Lorsqu’il grandit et commença à faire face à la vie, l’islam fut pour lui le meilleur soutien : il y puisa la méthode et la croyance nécessaires pour affronter ses difficultés et emprunter ses chemins.
Chaque fois qu’il lisait les hadiths prophétiques concernant les Ahl al-Bayt (que la paix soit sur eux), dans lesquels le Prophète suprême (que Dieu le bénisse, lui et sa Famille) exhortait à les aimer — affirmant que leur amour est le signe d’une foi sincère jaillissant du plus profond des cœurs, que leur inimitié est un signe d’hypocrisie, que celui qui les aime aime Dieu et Son Messager, et que celui qui les déteste déteste Dieu et Son Messager — son amour pour eux et sa conviction quant à la justesse de leur voie dans les affaires religieuses et mondaines ne faisaient que croître.
Il se disait intérieurement qu’il était de son devoir d’obéir à leurs commandements, de suivre leur exemple et de les défendre de toute son âme et de tous ses biens, car ils sont l’un des Deux Poids (al-Thaqalayn) et l’Arche du salut.

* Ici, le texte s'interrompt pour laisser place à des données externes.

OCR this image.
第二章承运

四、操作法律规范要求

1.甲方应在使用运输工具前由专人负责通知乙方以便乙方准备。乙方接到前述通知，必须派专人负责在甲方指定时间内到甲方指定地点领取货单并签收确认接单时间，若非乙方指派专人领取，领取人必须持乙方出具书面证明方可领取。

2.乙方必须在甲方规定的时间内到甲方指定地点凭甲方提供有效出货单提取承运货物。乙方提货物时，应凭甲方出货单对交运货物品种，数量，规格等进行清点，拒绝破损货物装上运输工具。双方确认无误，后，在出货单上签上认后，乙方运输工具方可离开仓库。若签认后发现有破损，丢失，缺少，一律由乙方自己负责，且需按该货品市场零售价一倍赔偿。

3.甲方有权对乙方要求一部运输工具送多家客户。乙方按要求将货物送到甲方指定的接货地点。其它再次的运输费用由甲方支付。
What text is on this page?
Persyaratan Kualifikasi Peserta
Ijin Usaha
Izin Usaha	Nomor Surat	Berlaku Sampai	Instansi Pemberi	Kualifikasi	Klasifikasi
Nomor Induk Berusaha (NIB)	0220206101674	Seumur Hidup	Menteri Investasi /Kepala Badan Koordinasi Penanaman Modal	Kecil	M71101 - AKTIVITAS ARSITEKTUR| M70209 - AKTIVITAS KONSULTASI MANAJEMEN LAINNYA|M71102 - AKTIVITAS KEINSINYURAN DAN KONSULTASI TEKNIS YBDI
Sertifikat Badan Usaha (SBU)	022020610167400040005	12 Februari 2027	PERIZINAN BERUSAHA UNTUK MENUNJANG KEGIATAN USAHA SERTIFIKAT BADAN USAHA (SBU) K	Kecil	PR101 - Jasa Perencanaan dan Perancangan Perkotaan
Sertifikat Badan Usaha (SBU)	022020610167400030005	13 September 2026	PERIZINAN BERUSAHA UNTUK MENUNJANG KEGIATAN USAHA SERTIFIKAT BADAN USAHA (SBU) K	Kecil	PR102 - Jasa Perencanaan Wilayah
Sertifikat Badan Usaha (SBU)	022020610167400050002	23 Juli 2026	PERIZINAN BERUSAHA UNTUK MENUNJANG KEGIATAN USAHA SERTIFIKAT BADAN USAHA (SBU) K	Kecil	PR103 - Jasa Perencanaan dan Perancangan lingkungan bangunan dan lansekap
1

Celui qui leur est loyal est loyal au Messager de Dieu, et celui qui leur est hostile est hostile au Messager de Dieu (que Dieu le bénisse, lui et sa Famille). Rejeter leur autorité revient à rejeter celle du Messager, et rejeter celle du Messager revient à rejeter celle de Dieu, exalté soit-Il.
La supériorité de l’Imam ‘Ali (que la paix soit sur lui)
À la suite d’une recherche minutieuse et approfondie menée par Ahmed, et après avoir pris connaissance de la prééminence de l’Imam, le Commandeur des croyants, ‘Ali ibn Abî Tâlib (que la paix soit sur lui), et l’avoir comparée aux attitudes d’autres personnages auxquels l’histoire n’a attribué aucun acte réellement honorable — comment pourraient-ils donc lui être égaux, et a fortiori lui être supérieurs ? — il reconnut la vérité et la suivit, identifia le faux et s’en détourna, et embrassa le rite de la vérité, celui de la Famille (al-‘Itrah) (que la paix soit sur eux), et ce en 1381 H (1962) (1).
Note :
1 — Sayyid Muhammad al-Radî al-Radawî a consacré une section à ce converti dans son ouvrage Pourquoi avons-nous choisi le rite chiite imamite, où il expose les preuves de sa conversion éclairée, en se fondant sur une lettre envoyée par le converti lui-même à al-Radawî en 1966.